Después de comer y beber, un sopor y un cansancio impostergable le cayeron encima como un yunque. Dejó sobre la mesa las tres monedas y salió al fresco de la calle, unos pocos metros cerca de la entrada, se sentó sobre un umbral de piedra. Se sentía tan cansada que cualquier lugar era bueno. Escondió la cabeza entre los brazos y rodó cuesta abajo en un sueño profundo y ciego, cuyo último pensamiento fue la haragana pregunta de cómo haría para huir de allí antes del amanecer.

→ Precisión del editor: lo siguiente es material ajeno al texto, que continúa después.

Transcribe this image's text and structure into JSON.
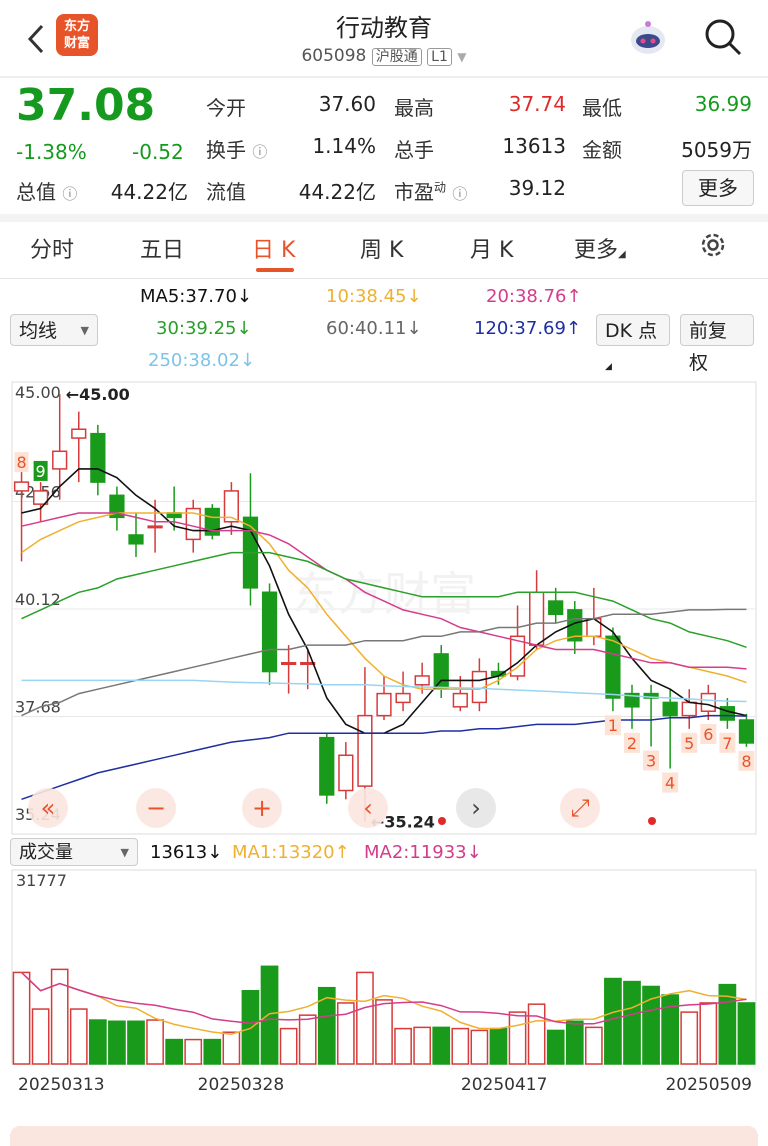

No soñó con su casa ni con su cama; se encaramó como un gato al firme sostén del roble, colgada y leve, abrazada en sueños a un ser inexistente pero cierto.
La mano de un hombre que le aferraba las piernas, otro que la inmovilizaba rodeando su pecho con todo un brazo,  una garra obscena en la entrepierna y uno más, con su flamante cuchillo en la garganta, la despertaron de golpe.

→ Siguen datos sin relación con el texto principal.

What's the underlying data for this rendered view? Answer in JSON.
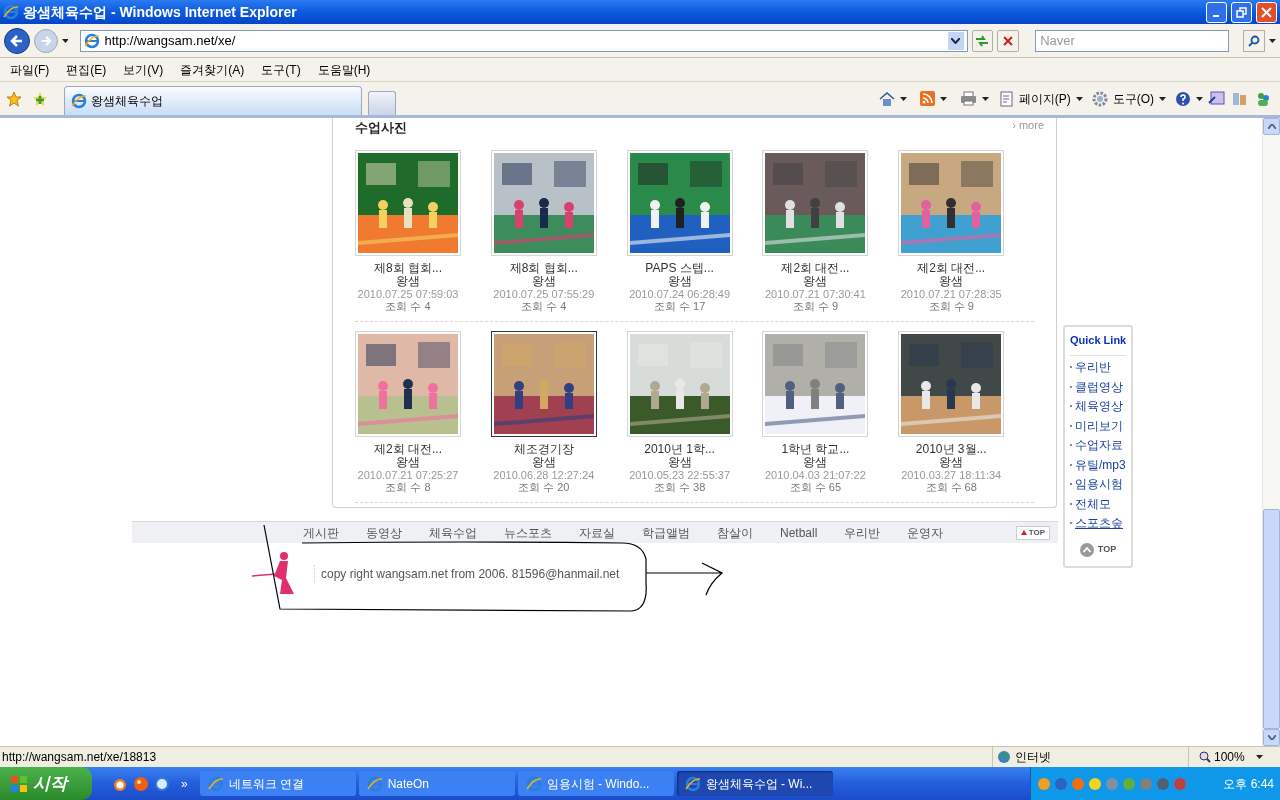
{
  "window": {
    "title": "왕샘체육수업 - Windows Internet Explorer"
  },
  "address_bar": {
    "url": "http://wangsam.net/xe/"
  },
  "search": {
    "placeholder": "Naver"
  },
  "menu": [
    "파일(F)",
    "편집(E)",
    "보기(V)",
    "즐겨찾기(A)",
    "도구(T)",
    "도움말(H)"
  ],
  "tabs": [
    {
      "label": "왕샘체육수업",
      "selected": true
    }
  ],
  "command_bar": [
    "페이지(P)",
    "도구(O)"
  ],
  "gallery": {
    "title": "수업사진",
    "more": "› more",
    "photos": [
      {
        "title": "제8회 협회...",
        "author": "왕샘",
        "date": "2010.07.25 07:59:03",
        "views": "조회 수 4",
        "selected": false
      },
      {
        "title": "제8회 협회...",
        "author": "왕샘",
        "date": "2010.07.25 07:55:29",
        "views": "조회 수 4",
        "selected": false
      },
      {
        "title": "PAPS 스텝...",
        "author": "왕샘",
        "date": "2010.07.24 06:28:49",
        "views": "조회 수 17",
        "selected": false
      },
      {
        "title": "제2회 대전...",
        "author": "왕샘",
        "date": "2010.07.21 07:30:41",
        "views": "조회 수 9",
        "selected": false
      },
      {
        "title": "제2회 대전...",
        "author": "왕샘",
        "date": "2010.07.21 07:28:35",
        "views": "조회 수 9",
        "selected": false
      },
      {
        "title": "제2회 대전...",
        "author": "왕샘",
        "date": "2010.07.21 07:25:27",
        "views": "조회 수 8",
        "selected": false
      },
      {
        "title": "체조경기장",
        "author": "왕샘",
        "date": "2010.06.28 12:27:24",
        "views": "조회 수 20",
        "selected": true
      },
      {
        "title": "2010년 1학...",
        "author": "왕샘",
        "date": "2010.05.23 22:55:37",
        "views": "조회 수 38",
        "selected": false
      },
      {
        "title": "1학년 학교...",
        "author": "왕샘",
        "date": "2010.04.03 21:07:22",
        "views": "조회 수 65",
        "selected": false
      },
      {
        "title": "2010년 3월...",
        "author": "왕샘",
        "date": "2010.03.27 18:11:34",
        "views": "조회 수 68",
        "selected": false
      }
    ]
  },
  "nav": {
    "items": [
      "게시판",
      "동영상",
      "체육수업",
      "뉴스포츠",
      "자료실",
      "학급앨범",
      "참살이",
      "Netball",
      "우리반",
      "운영자"
    ],
    "top": "TOP"
  },
  "quick_link": {
    "title": "Quick Link",
    "items": [
      {
        "label": "우리반",
        "selected": false
      },
      {
        "label": "클럽영상",
        "selected": false
      },
      {
        "label": "체육영상",
        "selected": false
      },
      {
        "label": "미리보기",
        "selected": false
      },
      {
        "label": "수업자료",
        "selected": false
      },
      {
        "label": "유틸/mp3",
        "selected": false
      },
      {
        "label": "임용시험",
        "selected": false
      },
      {
        "label": "전체모",
        "selected": false
      },
      {
        "label": "스포츠숲",
        "selected": true
      }
    ],
    "top": "TOP"
  },
  "footer": {
    "copyright": "copy right wangsam.net from 2006. 81596@hanmail.net"
  },
  "status_bar": {
    "url": "http://wangsam.net/xe/18813",
    "zone": "인터넷",
    "zoom": "100%"
  },
  "taskbar": {
    "start": "시작",
    "more": "»",
    "tasks": [
      {
        "label": "네트워크 연결",
        "selected": false
      },
      {
        "label": "NateOn",
        "selected": false
      },
      {
        "label": "임용시험 - Windo...",
        "selected": false
      },
      {
        "label": "왕샘체육수업 - Wi...",
        "selected": true
      }
    ],
    "clock": "오후 6:44"
  }
}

Era la vida real. Luchó como pudo contra ella y, al final, solo pensó en los tonos y lo profundo del mar. No supo si fue su mano la que arrebató la daga o fue la empuñadura de metal labrado la que al fin encontró su mano. Sin poder evitar nada de lo horrible del destino, salvó su vida. Dos de los atacantes se perdieron en el callejón desierto. El hombre que la sostenía por detrás, quedó tendido debajo de ella con el cuello rasgado y una expresión eternamente sorprendida. La sangre del extraño le cubría los hombros como un manto real.


Así que eso era, finalmente, aquello de lo que tanto había oído hablar. Un tesoro codiciado que se alojaba en medio de sus piernas. Así que solo era eso. No era tan importante. Lo hubiera entregado de buen ánimo a cambio de una mirada amable, un trago y una buena historia o una canción que la hiciese reír. «Qué placer puede haber en hurtar algo que podrías conquistar?»
De repente, los ojos rojos del conejo degollado entre sus manos se le aparecieron como un consuelo, una explicación y un espejo. Se sintió tonta y vulnerable. Los odiosos pájaros del amanecer empezaban a chillar.
Corrió a tientas; ebria de asco y cubierta de mugre y sudor, calle abajo, hacia el mar. Se dejó caer de espaldas en la orilla. Las olas leves y heladas se llevaban gradualmente la sangre.  No toda era la del hombre que había matado.
La sal que la penetraba y la ungía por dentro le producía infinito dolor en la piel rasgada.  Así, echada boca arriba en la palma del océano comprendió que lo que duele, a veces también cura.  La primer parte del viaje había terminado.